Signé : Jeanne de Mercouville, née..., etc.
– Mais ça ne va pas du tout ! s'exclama Angélique, encore debout dans la salle où Mme Gonfarel venait de l'introduire.
Tout d'abord, elle était choquée qu'on parlât de Kouassi-Bâ, dont elle apprenait pour la première fois qu'il se nommait Armand-César, comme d'un vulgaire esclave. Il y avait beau temps qu'il était affranchi. Quel dommage que Joffrey ne soit pas là ! Il se serait chargé au mieux de ces questions avec beaucoup moins de dépense qu'elle, d'énergie et de contrariété. Décidément, elle n'aimait Québec que pour s'occuper de choses frivoles, agréables et personnelles, diplomatiques à la rigueur. C'était dû sans conteste à l'air français qu'on y respirait, même au cœur de l'été, et qui détournait l'esprit des devoirs ingrats.
La Polak l'encouragea dans cette voie.
– Vous en reparlerez à ton retour. Laisse tout cela de côté. Ça mûrira en cave...
Angélique ne voulut pas montrer ce brouillon de contrat à Kouassi-Bâ. Peut-être était-il déçu de n'avoir pu rencontrer Perrine, mais il n'en dit rien et elle le sentait surtout préoccupé de veiller sur elle, Angélique, et sur Honorine. Ce qui passait en premier lieu pour lui, c'était qu'il pût revenir à Tadoussac en ayant mené à bien sa mission : protéger et défendre, s'il le fallait les armes à la main, ce qu'il savait être pour son maître, Joffrey de Peyrac, le plus précieux trésor : celle qu'il appelait « le Bonheur-du-Maître ». Angélique ne doutait pas que, s'il lui arrivait la moindre chose, Kouassi-Bâ était prêt à se suicider sur place. C'était déjà assez dur pour lui de penser qu'on allait laisser Honorine chez des étrangers. Au contraire d'elle, l'air de la Nouvelle-France lui inspirait une profonde suspicion. Lors de leur dernier hiver à Québec, il n'avait cessé d'arborer une expression très sombre.
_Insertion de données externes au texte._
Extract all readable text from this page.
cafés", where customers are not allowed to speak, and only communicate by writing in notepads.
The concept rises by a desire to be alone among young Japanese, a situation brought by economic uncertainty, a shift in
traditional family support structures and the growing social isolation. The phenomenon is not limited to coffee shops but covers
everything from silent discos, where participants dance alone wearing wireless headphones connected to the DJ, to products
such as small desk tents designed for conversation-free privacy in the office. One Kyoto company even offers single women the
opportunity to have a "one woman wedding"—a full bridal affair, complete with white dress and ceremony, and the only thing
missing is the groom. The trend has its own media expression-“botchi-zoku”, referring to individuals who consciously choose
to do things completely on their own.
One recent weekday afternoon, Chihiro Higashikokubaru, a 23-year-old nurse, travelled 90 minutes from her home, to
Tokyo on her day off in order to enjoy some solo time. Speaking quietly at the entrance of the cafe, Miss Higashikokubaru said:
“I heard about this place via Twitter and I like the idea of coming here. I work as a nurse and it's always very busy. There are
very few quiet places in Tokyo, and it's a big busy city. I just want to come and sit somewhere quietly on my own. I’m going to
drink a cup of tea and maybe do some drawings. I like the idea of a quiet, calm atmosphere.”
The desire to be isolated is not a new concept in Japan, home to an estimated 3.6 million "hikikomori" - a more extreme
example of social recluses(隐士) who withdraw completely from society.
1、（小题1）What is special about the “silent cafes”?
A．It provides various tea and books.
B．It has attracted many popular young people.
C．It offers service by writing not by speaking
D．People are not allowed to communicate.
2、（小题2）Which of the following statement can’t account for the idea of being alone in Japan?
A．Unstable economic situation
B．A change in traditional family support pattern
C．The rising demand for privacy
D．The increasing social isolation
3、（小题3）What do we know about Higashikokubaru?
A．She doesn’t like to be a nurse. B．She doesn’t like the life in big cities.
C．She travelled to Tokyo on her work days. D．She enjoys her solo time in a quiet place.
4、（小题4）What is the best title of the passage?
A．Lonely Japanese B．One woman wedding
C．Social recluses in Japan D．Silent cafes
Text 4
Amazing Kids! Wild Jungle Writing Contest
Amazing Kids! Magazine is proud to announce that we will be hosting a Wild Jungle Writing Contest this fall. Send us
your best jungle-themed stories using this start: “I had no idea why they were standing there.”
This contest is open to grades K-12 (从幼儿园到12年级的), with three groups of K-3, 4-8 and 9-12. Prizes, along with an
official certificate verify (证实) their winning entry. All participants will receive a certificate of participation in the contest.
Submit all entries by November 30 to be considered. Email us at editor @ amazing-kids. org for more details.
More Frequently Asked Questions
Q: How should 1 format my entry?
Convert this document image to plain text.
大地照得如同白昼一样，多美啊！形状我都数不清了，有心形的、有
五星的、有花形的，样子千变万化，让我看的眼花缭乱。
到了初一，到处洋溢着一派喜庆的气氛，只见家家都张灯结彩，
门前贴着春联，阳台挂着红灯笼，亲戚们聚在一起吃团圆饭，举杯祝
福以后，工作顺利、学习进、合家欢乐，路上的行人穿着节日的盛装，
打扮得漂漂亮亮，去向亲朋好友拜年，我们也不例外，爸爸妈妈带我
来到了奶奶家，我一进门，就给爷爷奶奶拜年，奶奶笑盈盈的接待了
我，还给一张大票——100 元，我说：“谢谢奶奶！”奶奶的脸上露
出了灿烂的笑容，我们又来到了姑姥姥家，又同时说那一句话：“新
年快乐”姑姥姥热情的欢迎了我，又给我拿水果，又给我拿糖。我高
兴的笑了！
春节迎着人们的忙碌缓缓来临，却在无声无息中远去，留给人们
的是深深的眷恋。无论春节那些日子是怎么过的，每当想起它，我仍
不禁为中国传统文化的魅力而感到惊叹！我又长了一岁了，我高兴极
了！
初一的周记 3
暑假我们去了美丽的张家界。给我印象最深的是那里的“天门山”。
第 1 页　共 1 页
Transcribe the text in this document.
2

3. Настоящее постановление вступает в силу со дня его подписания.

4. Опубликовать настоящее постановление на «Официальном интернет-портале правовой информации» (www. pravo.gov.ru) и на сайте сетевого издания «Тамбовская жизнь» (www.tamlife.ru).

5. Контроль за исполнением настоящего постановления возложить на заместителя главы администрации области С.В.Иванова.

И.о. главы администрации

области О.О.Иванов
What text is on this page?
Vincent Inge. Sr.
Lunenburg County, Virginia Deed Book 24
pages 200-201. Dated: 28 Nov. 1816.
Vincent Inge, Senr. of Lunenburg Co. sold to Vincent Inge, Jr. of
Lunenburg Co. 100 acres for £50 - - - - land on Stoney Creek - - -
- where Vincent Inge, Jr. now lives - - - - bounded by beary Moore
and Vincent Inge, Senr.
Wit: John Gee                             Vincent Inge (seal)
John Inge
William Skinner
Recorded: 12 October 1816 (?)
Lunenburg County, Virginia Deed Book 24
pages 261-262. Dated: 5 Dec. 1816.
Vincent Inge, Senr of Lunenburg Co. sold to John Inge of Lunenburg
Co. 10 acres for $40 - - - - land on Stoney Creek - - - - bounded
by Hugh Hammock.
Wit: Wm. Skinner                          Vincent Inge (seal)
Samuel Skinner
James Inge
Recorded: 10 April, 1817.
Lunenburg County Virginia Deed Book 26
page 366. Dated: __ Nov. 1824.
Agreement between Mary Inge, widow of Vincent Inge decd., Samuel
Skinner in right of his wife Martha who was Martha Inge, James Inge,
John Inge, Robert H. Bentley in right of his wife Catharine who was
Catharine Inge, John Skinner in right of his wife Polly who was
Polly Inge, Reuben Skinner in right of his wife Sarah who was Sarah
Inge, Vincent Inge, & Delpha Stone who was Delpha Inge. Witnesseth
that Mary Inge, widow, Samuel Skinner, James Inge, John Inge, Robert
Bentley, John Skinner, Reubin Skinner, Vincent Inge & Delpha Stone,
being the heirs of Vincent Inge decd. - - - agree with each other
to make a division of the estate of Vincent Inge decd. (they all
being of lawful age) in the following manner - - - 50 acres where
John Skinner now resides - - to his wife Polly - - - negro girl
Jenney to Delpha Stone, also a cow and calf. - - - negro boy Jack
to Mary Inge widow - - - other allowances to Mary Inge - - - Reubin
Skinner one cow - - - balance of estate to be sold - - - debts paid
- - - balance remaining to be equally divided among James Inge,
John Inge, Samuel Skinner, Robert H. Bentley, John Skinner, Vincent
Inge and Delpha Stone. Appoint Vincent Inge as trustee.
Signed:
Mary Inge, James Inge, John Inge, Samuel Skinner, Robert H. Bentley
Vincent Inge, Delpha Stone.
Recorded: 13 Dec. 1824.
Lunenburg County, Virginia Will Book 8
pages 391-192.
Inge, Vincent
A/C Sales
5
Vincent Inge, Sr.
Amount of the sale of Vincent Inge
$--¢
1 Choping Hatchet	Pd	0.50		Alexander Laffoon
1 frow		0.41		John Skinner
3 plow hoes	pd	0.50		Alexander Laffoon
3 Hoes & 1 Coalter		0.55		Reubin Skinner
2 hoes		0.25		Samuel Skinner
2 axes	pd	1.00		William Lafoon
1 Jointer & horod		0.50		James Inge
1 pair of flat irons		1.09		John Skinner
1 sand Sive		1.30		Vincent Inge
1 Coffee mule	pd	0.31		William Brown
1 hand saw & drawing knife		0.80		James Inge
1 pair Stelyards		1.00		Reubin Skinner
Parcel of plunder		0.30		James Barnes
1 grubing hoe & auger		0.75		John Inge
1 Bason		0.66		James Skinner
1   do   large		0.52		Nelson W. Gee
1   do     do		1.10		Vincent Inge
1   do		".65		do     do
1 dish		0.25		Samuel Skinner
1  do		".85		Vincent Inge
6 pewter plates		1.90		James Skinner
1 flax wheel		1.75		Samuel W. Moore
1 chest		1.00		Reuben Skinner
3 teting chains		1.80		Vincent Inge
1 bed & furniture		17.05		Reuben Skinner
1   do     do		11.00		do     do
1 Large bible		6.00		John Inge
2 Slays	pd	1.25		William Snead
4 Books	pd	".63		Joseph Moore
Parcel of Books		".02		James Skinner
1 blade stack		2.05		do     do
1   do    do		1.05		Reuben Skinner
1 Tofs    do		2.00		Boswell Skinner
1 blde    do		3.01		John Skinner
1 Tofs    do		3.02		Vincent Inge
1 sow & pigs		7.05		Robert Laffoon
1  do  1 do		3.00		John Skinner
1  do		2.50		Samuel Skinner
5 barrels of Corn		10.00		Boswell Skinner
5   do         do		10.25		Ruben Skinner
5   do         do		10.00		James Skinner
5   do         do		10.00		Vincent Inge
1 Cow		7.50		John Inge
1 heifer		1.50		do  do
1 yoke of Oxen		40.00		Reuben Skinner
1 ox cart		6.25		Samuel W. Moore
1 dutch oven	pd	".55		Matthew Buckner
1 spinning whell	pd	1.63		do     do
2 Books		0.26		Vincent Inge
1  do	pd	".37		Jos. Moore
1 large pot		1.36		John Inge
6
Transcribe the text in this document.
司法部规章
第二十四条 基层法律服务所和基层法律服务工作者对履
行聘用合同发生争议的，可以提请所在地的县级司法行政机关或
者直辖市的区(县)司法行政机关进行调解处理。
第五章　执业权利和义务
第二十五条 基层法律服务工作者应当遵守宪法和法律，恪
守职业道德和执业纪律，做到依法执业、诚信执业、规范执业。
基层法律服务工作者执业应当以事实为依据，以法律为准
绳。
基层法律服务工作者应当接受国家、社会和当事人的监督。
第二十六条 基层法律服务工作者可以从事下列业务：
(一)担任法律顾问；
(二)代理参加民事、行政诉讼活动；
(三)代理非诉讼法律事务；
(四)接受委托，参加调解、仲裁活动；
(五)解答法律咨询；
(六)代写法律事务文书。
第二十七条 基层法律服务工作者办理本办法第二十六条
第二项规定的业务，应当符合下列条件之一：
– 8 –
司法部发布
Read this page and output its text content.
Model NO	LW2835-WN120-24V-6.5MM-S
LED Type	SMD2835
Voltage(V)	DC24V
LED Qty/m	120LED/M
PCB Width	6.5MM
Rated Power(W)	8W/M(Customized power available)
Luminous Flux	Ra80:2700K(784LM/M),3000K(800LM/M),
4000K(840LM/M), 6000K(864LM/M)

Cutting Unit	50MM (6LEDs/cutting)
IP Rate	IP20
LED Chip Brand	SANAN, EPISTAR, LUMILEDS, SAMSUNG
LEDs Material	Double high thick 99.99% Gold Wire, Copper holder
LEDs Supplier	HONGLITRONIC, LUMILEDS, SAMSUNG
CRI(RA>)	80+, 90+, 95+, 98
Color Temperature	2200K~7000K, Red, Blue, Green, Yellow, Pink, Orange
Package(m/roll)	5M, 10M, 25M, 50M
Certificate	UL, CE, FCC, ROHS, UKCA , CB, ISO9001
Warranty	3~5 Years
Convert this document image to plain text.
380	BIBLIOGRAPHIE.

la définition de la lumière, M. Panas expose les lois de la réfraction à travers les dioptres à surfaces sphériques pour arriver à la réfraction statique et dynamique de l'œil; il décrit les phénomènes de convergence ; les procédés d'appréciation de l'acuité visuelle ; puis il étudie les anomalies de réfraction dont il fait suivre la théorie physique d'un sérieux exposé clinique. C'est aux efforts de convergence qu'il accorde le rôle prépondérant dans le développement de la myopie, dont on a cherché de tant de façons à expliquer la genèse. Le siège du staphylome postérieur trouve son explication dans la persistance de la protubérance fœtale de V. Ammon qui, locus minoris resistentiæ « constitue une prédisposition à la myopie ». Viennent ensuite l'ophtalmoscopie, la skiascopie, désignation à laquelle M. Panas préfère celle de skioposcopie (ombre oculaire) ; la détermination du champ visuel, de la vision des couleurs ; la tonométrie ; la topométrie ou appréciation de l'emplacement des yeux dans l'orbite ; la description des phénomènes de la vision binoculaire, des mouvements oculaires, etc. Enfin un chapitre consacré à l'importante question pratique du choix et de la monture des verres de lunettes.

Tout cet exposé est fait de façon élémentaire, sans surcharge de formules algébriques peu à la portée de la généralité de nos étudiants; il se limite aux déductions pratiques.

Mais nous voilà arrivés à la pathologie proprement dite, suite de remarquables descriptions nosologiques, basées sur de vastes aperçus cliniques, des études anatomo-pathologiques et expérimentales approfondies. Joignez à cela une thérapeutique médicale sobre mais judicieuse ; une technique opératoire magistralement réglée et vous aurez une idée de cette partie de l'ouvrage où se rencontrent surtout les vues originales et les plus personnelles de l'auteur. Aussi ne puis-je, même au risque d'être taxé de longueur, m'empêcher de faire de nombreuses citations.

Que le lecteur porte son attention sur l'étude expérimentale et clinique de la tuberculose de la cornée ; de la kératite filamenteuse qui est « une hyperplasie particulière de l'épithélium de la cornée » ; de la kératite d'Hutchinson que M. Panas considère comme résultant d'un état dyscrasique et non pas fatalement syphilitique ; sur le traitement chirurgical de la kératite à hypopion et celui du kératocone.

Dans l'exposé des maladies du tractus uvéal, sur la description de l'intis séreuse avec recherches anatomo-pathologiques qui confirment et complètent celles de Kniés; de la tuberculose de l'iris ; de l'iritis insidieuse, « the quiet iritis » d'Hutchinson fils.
Il marchait dans les rues de Québec avec plus de méfiance que dans celles de Paris, la nuit, avant que M. de La Reynie y ait fait mettre des lanternes. Il se détendait rarement et ses yeux ne cessaient de guetter de droite à gauche.
Aussi, pendant ce voyage où il se sentait, lui, chargé de si lourdes responsabilités, veilla-t-elle à ne pas lui causer trop d'affres en se promenant étourdiment sans l'avertir de ses déplacements. À Québec, ils ne resteraient que trois jours. Elle n'avait pas envie de s'attarder.
Chapitre 37
En effet, une fois franchis les deux promontoires jumeaux de Kebec et de Lévis et doublés le cap Diamant et le cap Rouge, la remontée du fleuve prit le goût d'inconnu, de jamais vu, aux surprises cachées qu'avant eux avaient dû éprouver les premiers Blancs, des Français : Cartier, Champlain, Dupont-Gravé, dont les nefs toujours allant avaient remonté ce fleuve-mer encore immense et qui pourtant se rétrécissait en emportant leur espérance de déboucher un jour dans la mer de Chine.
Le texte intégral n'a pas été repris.